Objective To investigate the effect of aerobic exercise on the expression of fibroblast growth factor 21 (FGF21) and cardiomyocyte apoptosis in Myocardial Infarction (MI) rats. Methods male SD rats were randomly divided into three groupsthe sham operation (S), sedentary MI group (MI) and MI with aerobic exercise group (ME). The MI model was established by ligation of the left anterior descending branch of the left coronary artery. ME group were trained four weeks after the operation. LVSP, LVEDP and ±dp/dtmax were used to evaluate cardiac function. H9C2 cardiomyocytes were stimulated by 400 μmol/L H2O2 for 4h to simulate myocardial apoptosis mode. AMPK agonist AICAR and FGF21 receptor inhibitor PD166866 were used to interfere with H9C2. Myocardial collagen volume fraction was calculated by Masson staining and myocardium FGF21, FGFR1, Bax, Bcl-2 and PI3K-AKT pathway by western blotting or RT-Qpcr. Cardiomyocytes apoptosis was evaluated by TUNEL. Results Compared with S, the expression of FGF21, FGFR1, Bax, Bcl-2 and PI3K, AKT increased significantly in MI group, the apoptotic cardiomyocytes and collagen fibers increased significantly, but the cardiac function decreased. Compared to MI, myocardium FGF21, FGFR1 and PI3K, AKT were further increased in ME group, the Bax/Bcl-2 and the apoptotic cardiomyocytes decreased significantly.
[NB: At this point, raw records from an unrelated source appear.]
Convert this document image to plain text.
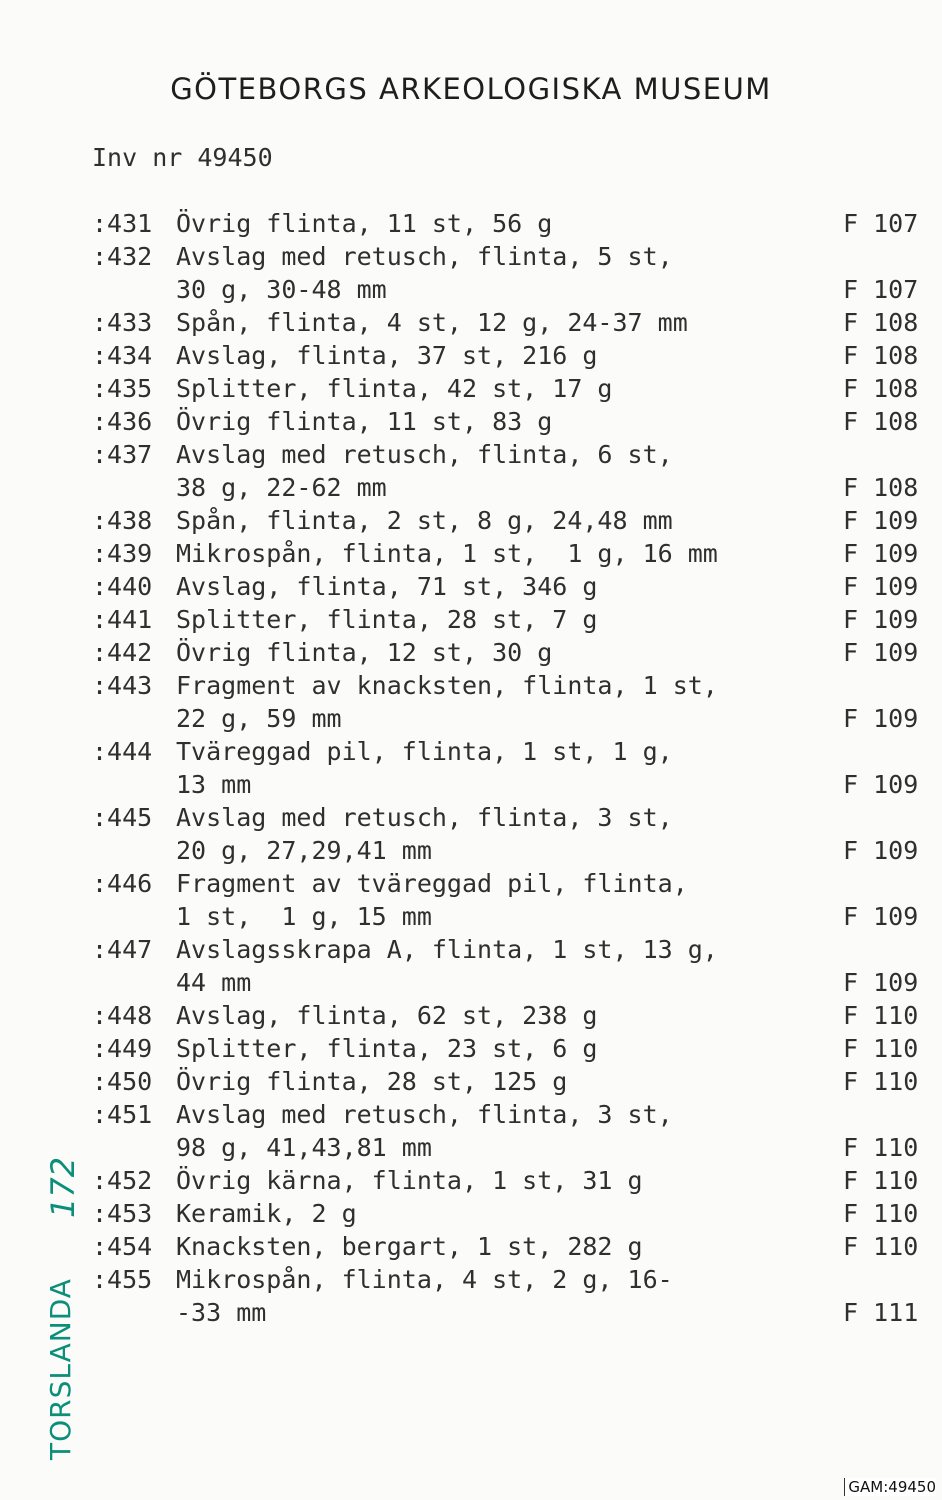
GÖTEBORGS ARKEOLOGISKA MUSEUM
Inv nr 49450
:431 Övrig flinta, 11 st, 56 g	F 107
:432 Avslag med retusch, flinta, 5 st,
30 g, 30-48 mm	F 107
:433 Spån, flinta, 4 st, 12 g, 24-37 mm	F 108
:434 Avslag, flinta, 37 st, 216 g	F 108
:435 Splitter, flinta, 42 st, 17 g	F 108
:436 Övrig flinta, 11 st, 83 g	F 108
:437 Avslag med retusch, flinta, 6 st,
38 g, 22-62 mm	F 108
:438 Spån, flinta, 2 st, 8 g, 24,48 mm	F 109
:439 Mikrospån, flinta, 1 st,  1 g, 16 mm	F 109
:440 Avslag, flinta, 71 st, 346 g	F 109
:441 Splitter, flinta, 28 st, 7 g	F 109
:442 Övrig flinta, 12 st, 30 g	F 109
:443 Fragment av knacksten, flinta, 1 st,
22 g, 59 mm	F 109
:444 Tväreggad pil, flinta, 1 st, 1 g,
13 mm	F 109
:445 Avslag med retusch, flinta, 3 st,
20 g, 27,29,41 mm	F 109
:446 Fragment av tväreggad pil, flinta,
1 st,  1 g, 15 mm	F 109
:447 Avslagsskrapa A, flinta, 1 st, 13 g,
44 mm	F 109
:448 Avslag, flinta, 62 st, 238 g	F 110
:449 Splitter, flinta, 23 st, 6 g	F 110
:450 Övrig flinta, 28 st, 125 g	F 110
:451 Avslag med retusch, flinta, 3 st,
98 g, 41,43,81 mm	F 110
:452 Övrig kärna, flinta, 1 st, 31 g	F 110
:453 Keramik, 2 g	F 110
:454 Knacksten, bergart, 1 st, 282 g	F 110
:455 Mikrospån, flinta, 4 st, 2 g, 16-
-33 mm	F 111
TORSLANDA
172
GAM:49450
The percentage of collagen fibers decreased and the cardiac function was improved. Myocardium FGF21 was positively correlated with the inhibition of cardiomyocyte apoptosis and the improvement of cardiac function. Furthermore, the expression of Bax/Bcl-2, TNF-α/IL-10 and the apoptotic cardiomyocytes was significantly increased by PD166866, but PI3K-AKT pathway decreased significantly by PD166866. However, AICAR single intervention or PD166866 simultaneous intervention also can reverse this adverse effects. Conclusions Exercise can increase myocardial FGF21/FGFR1 with MI. The one of the mechanisms is to activate PI3K-AKT pathway to inhibit cardiaomyocyte apoptosis and inflammatory. It indicates that FGF21/FGFR1/PI3K-AKT signaling pathway plays an important role in inhibiting myocardial apoptosis and improving cardiac function.